Here are some highlights from the document:
- Support for creating a single DVD media that boots on PCs with either BIOS or EFI
- Fixes for most common causes of crashes and hangs in Windows Vista, as reported by Windows Error Reporting
- Improved the speed of adding and extracting files to and from a zipped folder
- New compression algorithm for RDP (Remote Desktop Protocol) reduces network bandwidth by as much as 25-60%
- Hot patching reduced the number of reboots when updating
- SP1 will report the amount of system memory installed rather than report the amount of system memory available to the OS on 32-bit systems
The rollout will be in stages for SP1 Windows Vista users to be in sync with the availability of Windows Vista SP1 on new PCs and in stores. There are a couple of reasons for this. The beta testing identified an issue with a small set of device drivers. These drivers do not follow the guidelines for driver installation and as a result, some beta participants who were using Windows Vista and updated to Service Pack 1 reported issues with these devices. Because the issue was with the way the drivers were installed and not the drivers themselves, the solution was simply to reinstall the drivers. While this worked fine for more technical beta testers, Microsoft wants to deliver a better experience for customers.
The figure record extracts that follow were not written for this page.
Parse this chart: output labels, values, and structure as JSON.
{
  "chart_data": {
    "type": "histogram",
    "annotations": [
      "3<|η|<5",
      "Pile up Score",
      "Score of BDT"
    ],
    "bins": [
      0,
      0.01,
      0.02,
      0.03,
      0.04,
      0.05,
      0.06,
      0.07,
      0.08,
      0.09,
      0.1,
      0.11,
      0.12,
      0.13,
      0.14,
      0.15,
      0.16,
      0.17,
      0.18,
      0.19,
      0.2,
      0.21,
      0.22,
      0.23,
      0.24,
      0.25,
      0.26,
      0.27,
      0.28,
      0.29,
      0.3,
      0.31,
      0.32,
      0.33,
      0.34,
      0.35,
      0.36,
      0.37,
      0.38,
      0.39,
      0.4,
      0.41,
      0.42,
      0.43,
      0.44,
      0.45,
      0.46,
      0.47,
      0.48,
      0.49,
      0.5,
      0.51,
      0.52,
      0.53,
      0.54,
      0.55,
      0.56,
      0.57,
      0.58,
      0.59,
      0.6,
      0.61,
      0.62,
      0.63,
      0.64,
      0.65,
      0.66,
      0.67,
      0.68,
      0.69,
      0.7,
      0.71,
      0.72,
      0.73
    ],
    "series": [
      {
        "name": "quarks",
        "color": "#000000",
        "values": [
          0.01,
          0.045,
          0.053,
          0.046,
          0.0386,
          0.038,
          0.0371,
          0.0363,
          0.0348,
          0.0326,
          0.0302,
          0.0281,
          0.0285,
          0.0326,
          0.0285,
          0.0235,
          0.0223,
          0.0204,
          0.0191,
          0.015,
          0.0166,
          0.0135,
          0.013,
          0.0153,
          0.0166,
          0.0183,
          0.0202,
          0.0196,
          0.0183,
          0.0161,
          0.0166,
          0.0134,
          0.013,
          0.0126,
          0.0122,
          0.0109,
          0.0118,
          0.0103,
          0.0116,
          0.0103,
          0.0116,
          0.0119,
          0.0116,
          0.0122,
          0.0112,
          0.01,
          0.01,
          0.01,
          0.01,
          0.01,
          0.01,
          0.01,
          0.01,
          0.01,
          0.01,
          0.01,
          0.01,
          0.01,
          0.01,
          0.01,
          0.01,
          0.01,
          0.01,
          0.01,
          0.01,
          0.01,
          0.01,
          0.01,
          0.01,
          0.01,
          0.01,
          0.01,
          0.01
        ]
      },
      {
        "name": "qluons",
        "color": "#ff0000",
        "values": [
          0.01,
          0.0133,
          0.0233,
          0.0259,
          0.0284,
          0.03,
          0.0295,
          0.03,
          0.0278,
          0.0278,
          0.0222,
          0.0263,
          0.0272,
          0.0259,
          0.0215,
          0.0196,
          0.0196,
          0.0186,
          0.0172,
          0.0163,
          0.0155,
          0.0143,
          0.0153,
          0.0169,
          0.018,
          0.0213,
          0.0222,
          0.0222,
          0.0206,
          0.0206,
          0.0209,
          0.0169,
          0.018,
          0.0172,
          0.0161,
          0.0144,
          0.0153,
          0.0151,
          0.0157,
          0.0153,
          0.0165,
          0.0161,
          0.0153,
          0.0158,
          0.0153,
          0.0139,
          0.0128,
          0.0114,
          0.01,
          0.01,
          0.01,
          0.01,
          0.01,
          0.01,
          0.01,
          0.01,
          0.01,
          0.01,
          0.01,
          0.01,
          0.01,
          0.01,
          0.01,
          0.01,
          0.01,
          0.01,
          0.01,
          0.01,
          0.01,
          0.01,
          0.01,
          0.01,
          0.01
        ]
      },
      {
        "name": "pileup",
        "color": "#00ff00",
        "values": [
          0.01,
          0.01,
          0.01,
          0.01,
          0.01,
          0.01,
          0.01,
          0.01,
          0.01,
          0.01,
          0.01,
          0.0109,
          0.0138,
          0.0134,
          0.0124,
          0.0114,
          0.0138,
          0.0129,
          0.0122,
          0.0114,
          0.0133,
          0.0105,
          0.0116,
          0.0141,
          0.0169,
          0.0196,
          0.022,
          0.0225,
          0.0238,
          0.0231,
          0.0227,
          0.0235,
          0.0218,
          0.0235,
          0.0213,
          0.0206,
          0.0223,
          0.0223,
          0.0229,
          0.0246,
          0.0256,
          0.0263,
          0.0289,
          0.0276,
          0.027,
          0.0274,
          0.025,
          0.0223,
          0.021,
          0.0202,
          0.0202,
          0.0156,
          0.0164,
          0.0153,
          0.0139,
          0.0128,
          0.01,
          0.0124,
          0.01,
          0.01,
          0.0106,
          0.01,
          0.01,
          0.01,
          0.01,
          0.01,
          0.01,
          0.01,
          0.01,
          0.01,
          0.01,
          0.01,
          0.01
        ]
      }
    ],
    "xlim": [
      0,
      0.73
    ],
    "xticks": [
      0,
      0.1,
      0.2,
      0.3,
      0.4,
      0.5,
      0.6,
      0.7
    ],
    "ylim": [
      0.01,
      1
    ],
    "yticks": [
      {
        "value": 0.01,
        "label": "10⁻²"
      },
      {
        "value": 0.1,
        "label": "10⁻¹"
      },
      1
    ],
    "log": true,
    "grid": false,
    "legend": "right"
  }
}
While Microsoft knows that most customers who update from Windows Vista to SP1 will NOT be affected, their approach is to improve the experience for all our customers. To do this, they will begin making SP1 available through Windows Update in mid-March, giving them time to work with some of their hardware partners to make adjustments to the installation process for the affected drivers. As SP1 gets delivered through Windows Update, they will only offer it to PCs that they detect don't have any of the affected device drivers installed. Microsoft is taking the next month or so to continue their work of identifying as many of these devices as possible.
Here's the timing for SP1 availability for current Windows Vista users:
- In mid-March, Microsoft will release Windows Vista SP1 to Windows Update (in English, French, Spanish, German and Japanese) and to the download center on microsoft.com. Customers who visit Windows Update can choose to install Service Pack 1. If Windows Update determines that the system has one of the drivers Microsoft knows to be problematic, then Windows Update will not offer SP1. Since Micorsoft knows that some customers may want to update to SP1 anyhow, the download center will allow anyone who wants to install SP1 to do so.
- In mid-April, Microsoft will begin delivering Windows Vista SP1 to Windows Vista customers who have chosen to have updates downloaded automatically. That said, any system that Windows Update determines has a driver known to not update successfully will not get SP1 automatically. As updates for these drivers become available, they will be installed automatically by Windows Update, which will unblock these systems from getting Service Pack 1. The result is that more and more systems will automatically get SP1, but only when Microsoft is confident they will have a good experience.
- The remaining languages will RTM in April.
Microsoft will be deploying Service Pack 1 in two "waves". Wave 0, which is the one released on February 4, will only include five languages - English, French, Spanish, German and Japanese. The second wave, Wave 1, is scheduled for release 1-2 weeks later, and will cover all 36 basic languages, including Chinese.
Microsoft claims Windows Vista SP1 will provide key improvements on the security, performance and reliability of Windows Vista by providing :
* All previously released updates since RTM
* Performance and reliability improvements in core scenarios such as file copy, network browsing, and improved response time to resume from sleep.
* Support for new types of hardware, and several emerging standards.
* There are improvements to the administration experience. One of the most important changes they are making is that BitLocker now supports encrypting for multiple volumes.
Of course, Service Pack 1 will also disable two common methods of hacking Windows Vista, namely the OEM BIOS exploit and the Grace Timer exploit.